18 de abril de 2012

O que os Povos Indígenas podem comemorar?

 Hoje, 19 de Abril, dia do índio. Uma data comemorativa criada em 1943 pelo presidente Getúlio Vargas, que escolheu este dia baseado no Primeiro Congresso Indigenista Interamericano realizado no México em 1940. Na ocasião os índios temerosos e desconfiados com tal evento resolveram não comparecer nos primeiros dias. Este comportamento era compreensível, pois os índios há séculos estavam sendo perseguidos, agredidos e dizimados pelos “homens brancos”.
No entanto, após algumas reuniões e reflexões, diversos líderes indígenas resolveram participar, após entenderem a importância daquele momento histórico.
E atualmente, diante do pouco conhecimento que tenho sobre o tema, e embasado somente em noticiários confesso que acreditava que tal data seria lembrada pelos indígenas para protestar, realizar manifestações etc. E nas lembranças do tempo de escola, no Ensino Fundamental, o professor fazendo um breve discurso e na sequência pedindo para que confeccionássemos uns cocares e as pinturas no rosto e fazíamos uma roda e dançávamos pedindo chuva... No Ensino médio fazíamos uns cartazes e os espalhávamos pelos corredores do colégio... E na graduação de História, as leituras de obras que em grande parte descreviam a cultura e principamente a dizimação dos povos indígenas...
E no dia de hoje, pesquisando um texto para fazer uma breve reflexão encontrei um que me chamou a atenção, postado no site índio Educa, de autoria de Sabrynna Taurepang que discorre:

“...Nós povos indígenas, independente da etnia ou local onde residimos, temos muito a comemorar!
Nesses tantos anos onde se comemorava a falsa descoberta, deu inicio a verdadeira comemoração, a retomada das terras invadidas, que já nos pertenciam muito antes de o Brasil ser chamado de Brasil.
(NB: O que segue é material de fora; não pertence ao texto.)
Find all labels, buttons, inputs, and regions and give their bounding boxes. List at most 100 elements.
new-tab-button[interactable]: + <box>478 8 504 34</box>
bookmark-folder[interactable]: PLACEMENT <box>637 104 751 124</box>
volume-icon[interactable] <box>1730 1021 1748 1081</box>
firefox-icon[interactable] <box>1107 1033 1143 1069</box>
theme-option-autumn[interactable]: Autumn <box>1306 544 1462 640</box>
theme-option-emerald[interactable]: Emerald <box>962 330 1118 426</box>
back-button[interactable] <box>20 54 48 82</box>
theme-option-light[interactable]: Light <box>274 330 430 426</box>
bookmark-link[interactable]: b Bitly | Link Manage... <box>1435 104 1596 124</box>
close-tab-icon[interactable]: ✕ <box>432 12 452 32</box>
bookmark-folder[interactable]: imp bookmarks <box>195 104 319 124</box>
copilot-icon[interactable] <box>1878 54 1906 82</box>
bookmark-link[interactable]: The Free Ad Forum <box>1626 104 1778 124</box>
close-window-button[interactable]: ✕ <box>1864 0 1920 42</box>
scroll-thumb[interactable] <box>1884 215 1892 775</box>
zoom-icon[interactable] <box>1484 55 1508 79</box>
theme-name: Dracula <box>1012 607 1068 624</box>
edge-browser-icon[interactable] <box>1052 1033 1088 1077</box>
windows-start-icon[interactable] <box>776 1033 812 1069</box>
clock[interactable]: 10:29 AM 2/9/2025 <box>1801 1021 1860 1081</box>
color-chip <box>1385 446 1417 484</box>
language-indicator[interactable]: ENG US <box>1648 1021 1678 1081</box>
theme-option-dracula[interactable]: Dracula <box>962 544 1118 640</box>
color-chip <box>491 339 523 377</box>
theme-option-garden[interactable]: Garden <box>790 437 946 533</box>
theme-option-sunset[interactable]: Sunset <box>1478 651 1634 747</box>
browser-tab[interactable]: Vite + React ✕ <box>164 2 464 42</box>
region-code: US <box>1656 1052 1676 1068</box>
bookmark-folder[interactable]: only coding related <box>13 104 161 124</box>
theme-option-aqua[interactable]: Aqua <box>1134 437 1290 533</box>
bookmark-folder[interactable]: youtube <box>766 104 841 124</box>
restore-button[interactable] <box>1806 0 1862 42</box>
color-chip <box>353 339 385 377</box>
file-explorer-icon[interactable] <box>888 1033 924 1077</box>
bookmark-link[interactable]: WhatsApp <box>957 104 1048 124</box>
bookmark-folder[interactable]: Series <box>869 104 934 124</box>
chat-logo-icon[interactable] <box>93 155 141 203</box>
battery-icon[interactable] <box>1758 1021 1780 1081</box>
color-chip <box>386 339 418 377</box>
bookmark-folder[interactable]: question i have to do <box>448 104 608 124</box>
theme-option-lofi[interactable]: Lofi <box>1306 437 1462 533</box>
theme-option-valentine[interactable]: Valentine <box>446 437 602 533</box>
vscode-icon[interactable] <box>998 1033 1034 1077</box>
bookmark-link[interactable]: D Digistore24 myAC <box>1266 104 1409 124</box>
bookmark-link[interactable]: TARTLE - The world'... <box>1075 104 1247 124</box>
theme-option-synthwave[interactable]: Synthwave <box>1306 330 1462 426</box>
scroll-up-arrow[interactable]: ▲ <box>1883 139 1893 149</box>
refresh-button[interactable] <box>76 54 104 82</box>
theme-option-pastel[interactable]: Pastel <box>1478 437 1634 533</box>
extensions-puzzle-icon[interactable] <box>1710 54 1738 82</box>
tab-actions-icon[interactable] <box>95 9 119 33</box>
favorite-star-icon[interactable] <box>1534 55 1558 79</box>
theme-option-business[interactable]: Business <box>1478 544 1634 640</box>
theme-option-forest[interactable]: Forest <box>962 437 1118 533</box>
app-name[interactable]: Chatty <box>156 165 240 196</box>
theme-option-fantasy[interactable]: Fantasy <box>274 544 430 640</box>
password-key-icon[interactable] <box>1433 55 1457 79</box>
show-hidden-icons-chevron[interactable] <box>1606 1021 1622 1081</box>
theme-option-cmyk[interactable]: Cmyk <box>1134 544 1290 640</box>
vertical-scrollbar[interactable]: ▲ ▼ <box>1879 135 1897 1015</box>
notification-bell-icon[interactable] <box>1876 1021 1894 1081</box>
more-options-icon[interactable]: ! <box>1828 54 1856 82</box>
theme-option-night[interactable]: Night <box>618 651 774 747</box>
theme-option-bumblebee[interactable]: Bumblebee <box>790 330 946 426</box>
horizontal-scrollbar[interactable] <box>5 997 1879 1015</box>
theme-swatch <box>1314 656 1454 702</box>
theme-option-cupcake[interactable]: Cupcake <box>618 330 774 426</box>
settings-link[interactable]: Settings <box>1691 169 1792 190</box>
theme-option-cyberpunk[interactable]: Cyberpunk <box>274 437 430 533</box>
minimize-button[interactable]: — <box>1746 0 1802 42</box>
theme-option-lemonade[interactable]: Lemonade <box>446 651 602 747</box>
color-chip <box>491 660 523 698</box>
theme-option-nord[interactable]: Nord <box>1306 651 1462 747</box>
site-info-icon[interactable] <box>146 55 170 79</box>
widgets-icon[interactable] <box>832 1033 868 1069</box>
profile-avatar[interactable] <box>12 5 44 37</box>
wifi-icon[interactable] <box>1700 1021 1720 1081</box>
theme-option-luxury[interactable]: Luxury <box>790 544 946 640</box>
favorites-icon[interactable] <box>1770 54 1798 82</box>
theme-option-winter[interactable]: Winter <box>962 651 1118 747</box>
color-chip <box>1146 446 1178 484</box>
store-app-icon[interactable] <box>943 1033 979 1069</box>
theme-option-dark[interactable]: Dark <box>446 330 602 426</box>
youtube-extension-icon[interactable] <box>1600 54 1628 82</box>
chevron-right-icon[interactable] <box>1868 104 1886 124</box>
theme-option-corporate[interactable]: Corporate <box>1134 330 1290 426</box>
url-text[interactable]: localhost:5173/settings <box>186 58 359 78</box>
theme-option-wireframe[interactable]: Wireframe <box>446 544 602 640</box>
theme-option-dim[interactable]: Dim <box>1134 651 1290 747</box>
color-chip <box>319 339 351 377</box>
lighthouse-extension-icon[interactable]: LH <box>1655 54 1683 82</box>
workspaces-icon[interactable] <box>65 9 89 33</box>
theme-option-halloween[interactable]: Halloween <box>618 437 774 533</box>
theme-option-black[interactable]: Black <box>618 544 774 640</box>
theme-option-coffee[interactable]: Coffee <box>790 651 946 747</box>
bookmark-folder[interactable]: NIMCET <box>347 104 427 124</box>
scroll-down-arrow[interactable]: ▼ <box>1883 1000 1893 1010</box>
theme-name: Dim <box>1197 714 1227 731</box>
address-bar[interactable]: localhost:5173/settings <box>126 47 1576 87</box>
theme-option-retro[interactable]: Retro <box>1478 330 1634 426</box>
Terras que pertenceram a nossos antepassados, do qual lutaremos com sangue se preciso for para que sejam nossas legalmente, com reconhecimento da justiça humana, e que vamos deixar para nossos filhos e filhas, futuros Caciques, Tuxauas, Guerreiros, Pajés… Futura nação que continuará nessa mesma luta por nossos direitos, por reconhecimento de nossos rituais e tradições, entoados por Paricharas, Torés, Búzios, e outros cantos de luta e alegria, trazendo assim a força de Deus Tupã e Makunaimî, quando eu ou parentes da mesma idade já não puder mais fazê-lo, não por falta de vontade, mas por falta de força nos braços, nas pernas ou na voz.
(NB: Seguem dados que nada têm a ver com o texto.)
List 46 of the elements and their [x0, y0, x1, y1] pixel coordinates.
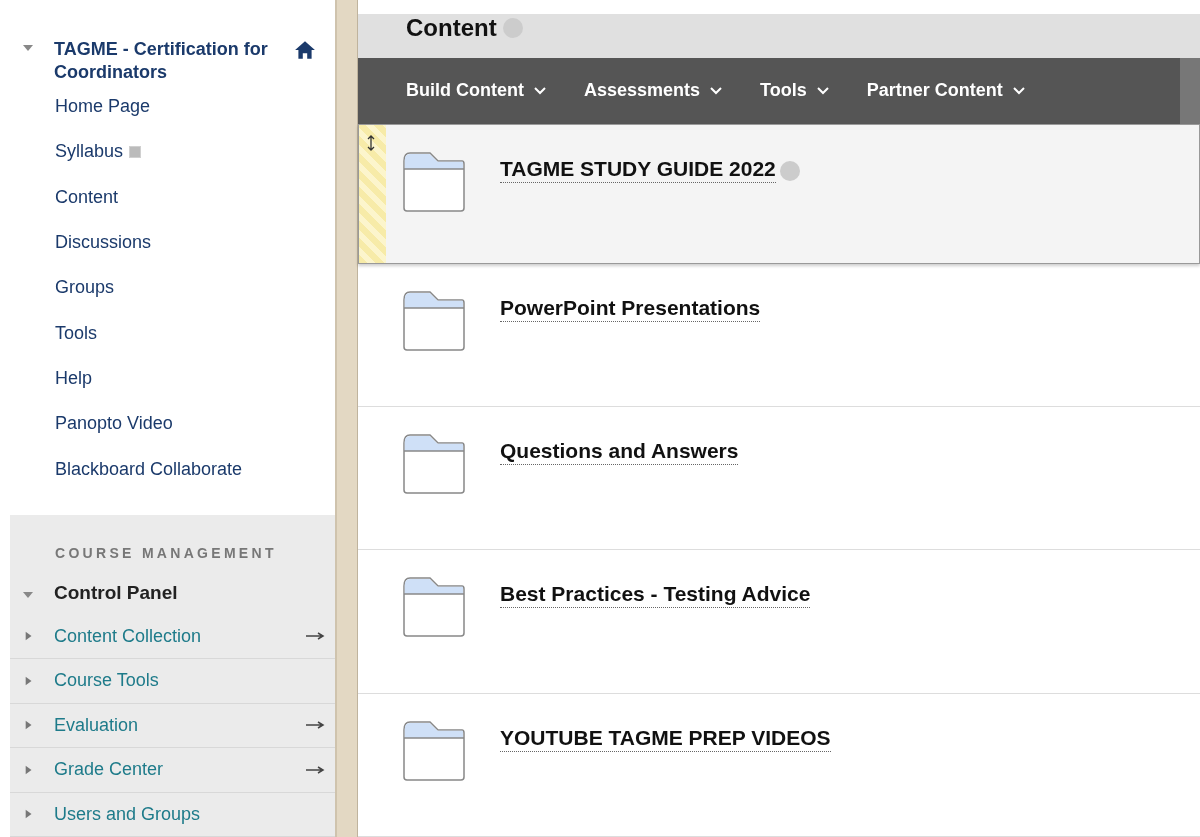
item-title-link[interactable]: Questions and Answers: [500, 439, 739, 466]
course-menu-link[interactable]: Help: [55, 367, 93, 389]
section-heading: COURSE MANAGEMENT: [54, 544, 278, 561]
caret-icon[interactable]: [24, 808, 34, 821]
course-menu-link[interactable]: Home Page: [55, 96, 151, 118]
folder-icon: [402, 576, 466, 639]
folder-icon: [402, 719, 466, 782]
toolbar-edge: [1180, 57, 1200, 124]
toolbar-menu-button[interactable]: Build Content: [406, 80, 546, 102]
control-panel-link[interactable]: Grade Center: [54, 759, 305, 781]
page-title: Content: [406, 13, 497, 42]
caret-icon[interactable]: [24, 763, 34, 776]
folder-icon: [402, 289, 466, 352]
content-item[interactable]: Best Practices - Testing Advice: [358, 550, 1200, 694]
item-title-link[interactable]: PowerPoint Presentations: [500, 295, 761, 322]
course-menu-link[interactable]: Blackboard Collaborate: [55, 458, 243, 480]
content-item[interactable]: PowerPoint Presentations: [358, 263, 1200, 408]
resize-icon[interactable]: [367, 134, 375, 151]
control-panel-link[interactable]: Course Tools: [54, 670, 335, 692]
panel-heading: Control Panel: [54, 581, 178, 604]
course-menu-link[interactable]: Syllabus: [55, 141, 124, 163]
caret-icon[interactable]: [24, 719, 34, 732]
caret-icon[interactable]: [24, 674, 34, 687]
toolbar-menu-button[interactable]: Partner Content: [866, 80, 1025, 102]
item-title-link[interactable]: TAGME STUDY GUIDE 2022: [500, 156, 776, 183]
toolbar-menu-button[interactable]: Tools: [760, 80, 829, 102]
course-menu-link[interactable]: Groups: [55, 277, 115, 299]
control-panel-link[interactable]: Users and Groups: [54, 803, 335, 825]
item-title-link[interactable]: YOUTUBE TAGME PREP VIDEOS: [500, 725, 831, 752]
course-menu-link[interactable]: Content: [55, 186, 119, 208]
item-title-link[interactable]: Best Practices - Testing Advice: [500, 582, 811, 609]
control-panel-link[interactable]: Content Collection: [54, 625, 305, 647]
course-menu-link[interactable]: Panopto Video: [55, 413, 173, 435]
course-menu-link[interactable]: Discussions: [55, 232, 152, 254]
folder-icon: [402, 150, 466, 213]
folder-icon: [402, 433, 466, 496]
caret-icon[interactable]: [24, 630, 34, 643]
home-icon[interactable]: [294, 40, 316, 60]
content-item[interactable]: TAGME STUDY GUIDE 2022: [358, 123, 1200, 264]
course-title-link[interactable]: TAGME - Certification for Coordinators: [54, 38, 294, 84]
toolbar-menu-button[interactable]: Assessments: [584, 80, 723, 102]
control-panel-link[interactable]: Evaluation: [54, 714, 305, 736]
course-menu-link[interactable]: Tools: [55, 322, 98, 344]
drag-handle[interactable]: [359, 124, 386, 263]
content-item[interactable]: Questions and Answers: [358, 407, 1200, 551]
content-item[interactable]: YOUTUBE TAGME PREP VIDEOS: [358, 693, 1200, 837]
Estamos comemorando a liberdade que nos está sendo devolvida, de poder, pescar, caçar, na nossa terra, de poder colher o fruto do que nos pertence do que nós plantamos, da força de alimentar nossos povos com o que a natureza nos oferta e dançar a alegria de sermos povos indígenas, de podermos ingressar e sair de uma Universidade, combatendo com palavras difíceis dantes não compreendidas, mas que hoje está a nosso favor.
Somos nós os Povos criados para preservação da grande aldeia (oca, casa, comunidade) chamada Natureza que hoje em dia, o homem branco, com sua chamada globalização encapada de DESENVOLVIMENTO, está destruindo.
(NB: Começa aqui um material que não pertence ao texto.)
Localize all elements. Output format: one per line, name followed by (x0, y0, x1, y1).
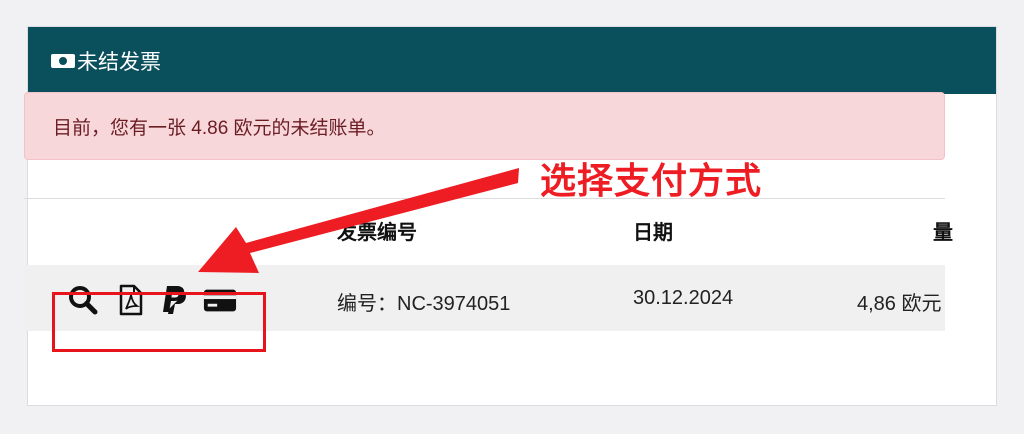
header-amount: 量 (933, 222, 953, 244)
invoice-amount-cell: 4,86 欧元 (857, 293, 942, 315)
money-bill-icon (51, 53, 75, 68)
alert-message: 目前，您有一张 4.86 欧元的未结账单。 (53, 117, 386, 139)
payment-options-highlight-box (52, 292, 266, 352)
invoice-date-cell: 30.12.2024 (633, 287, 734, 309)
open-balance-alert: 目前，您有一张 4.86 欧元的未结账单。 (24, 92, 945, 160)
table-divider (24, 198, 945, 199)
header-invoice-number: 发票编号 (337, 222, 417, 244)
annotation-text: 选择支付方式 (540, 160, 763, 201)
invoice-number-cell: 编号：NC-3974051 (337, 293, 511, 315)
card-header: 未结发票 (28, 27, 996, 94)
card-title: 未结发票 (77, 50, 161, 74)
header-date: 日期 (633, 222, 673, 244)
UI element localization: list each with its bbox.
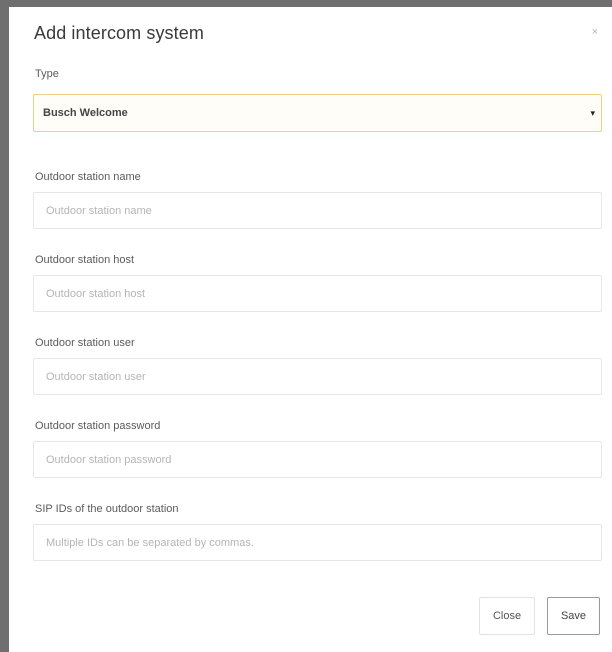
screen: Add intercom system × Type Busch Welcome… — [0, 0, 612, 652]
modal-backdrop-left — [0, 0, 9, 652]
outdoor-station-name-input[interactable]: Outdoor station name — [33, 192, 602, 229]
outdoor-station-name-label: Outdoor station name — [35, 171, 141, 183]
outdoor-station-password-input[interactable]: Outdoor station password — [33, 441, 602, 478]
sip-ids-label: SIP IDs of the outdoor station — [35, 503, 179, 515]
outdoor-station-host-placeholder: Outdoor station host — [46, 288, 146, 300]
dialog-title: Add intercom system — [34, 23, 204, 43]
outdoor-station-password-placeholder: Outdoor station password — [46, 454, 172, 466]
close-button[interactable]: Close — [479, 597, 535, 635]
modal-backdrop-top — [0, 0, 612, 7]
outdoor-station-host-input[interactable]: Outdoor station host — [33, 275, 602, 312]
add-intercom-dialog: Add intercom system × Type Busch Welcome… — [9, 7, 612, 652]
save-button[interactable]: Save — [547, 597, 600, 635]
chevron-down-icon: ▾ — [590, 108, 595, 118]
outdoor-station-user-label: Outdoor station user — [35, 337, 135, 349]
outdoor-station-name-placeholder: Outdoor station name — [46, 205, 152, 217]
sip-ids-input[interactable]: Multiple IDs can be separated by commas. — [33, 524, 602, 561]
type-select[interactable]: Busch Welcome ▾ — [33, 94, 602, 132]
outdoor-station-password-label: Outdoor station password — [35, 420, 161, 432]
sip-ids-placeholder: Multiple IDs can be separated by commas. — [46, 537, 254, 549]
type-select-value: Busch Welcome — [43, 107, 128, 119]
type-label: Type — [35, 68, 59, 80]
outdoor-station-user-placeholder: Outdoor station user — [46, 371, 146, 383]
outdoor-station-host-label: Outdoor station host — [35, 254, 135, 266]
outdoor-station-user-input[interactable]: Outdoor station user — [33, 358, 602, 395]
close-icon[interactable]: × — [592, 26, 598, 38]
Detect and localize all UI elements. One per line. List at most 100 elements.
Estamos comemorando a vitalidade dos nossos jovens que não se deixam afligir, que não demonstram medo ao dizer que fazem parte desta grande nação, nação que luta contra a discriminação, que luta por dias melhores sem guerra, sem lutas, sem tiroteios, sem expulsão de seu lar, sem tristeza, sem choro, sem mágoas…
Está sendo comemorado o amanhecer que nos é concedido, a força para lutar seja dia ou noite, seja cedo ou tarde, qualquer hora qualquer momento… E a força de orarmos por parentes que neste momento estão travando lutas por terras e espirituais, para que consigam obter a vitória…
Estamos comemorando a Força dos Povos Indígenas, na alegria de sermos chamados de Nação Makuxi, Taurepang, Terena, Tupinambá, Guarani- Kaiowá, Kraô- Kanela, Pankararu, Kaiapó, Pataxó- Hãhãhãe e muitos outros parentes que estão vivos em nossas orações e presentes em nossos corações.
Viva os Povos Indígenas! Viva a nação que não morre e nem se entrega!”



Após ler e reler o texto e demais conteúdos do portal fiquei com uma dúvida danada, Afinal, a autora do texto, Sabrynna Taurepang  estaria sendo irônica ou não? E você, amigo leitor, o que acha?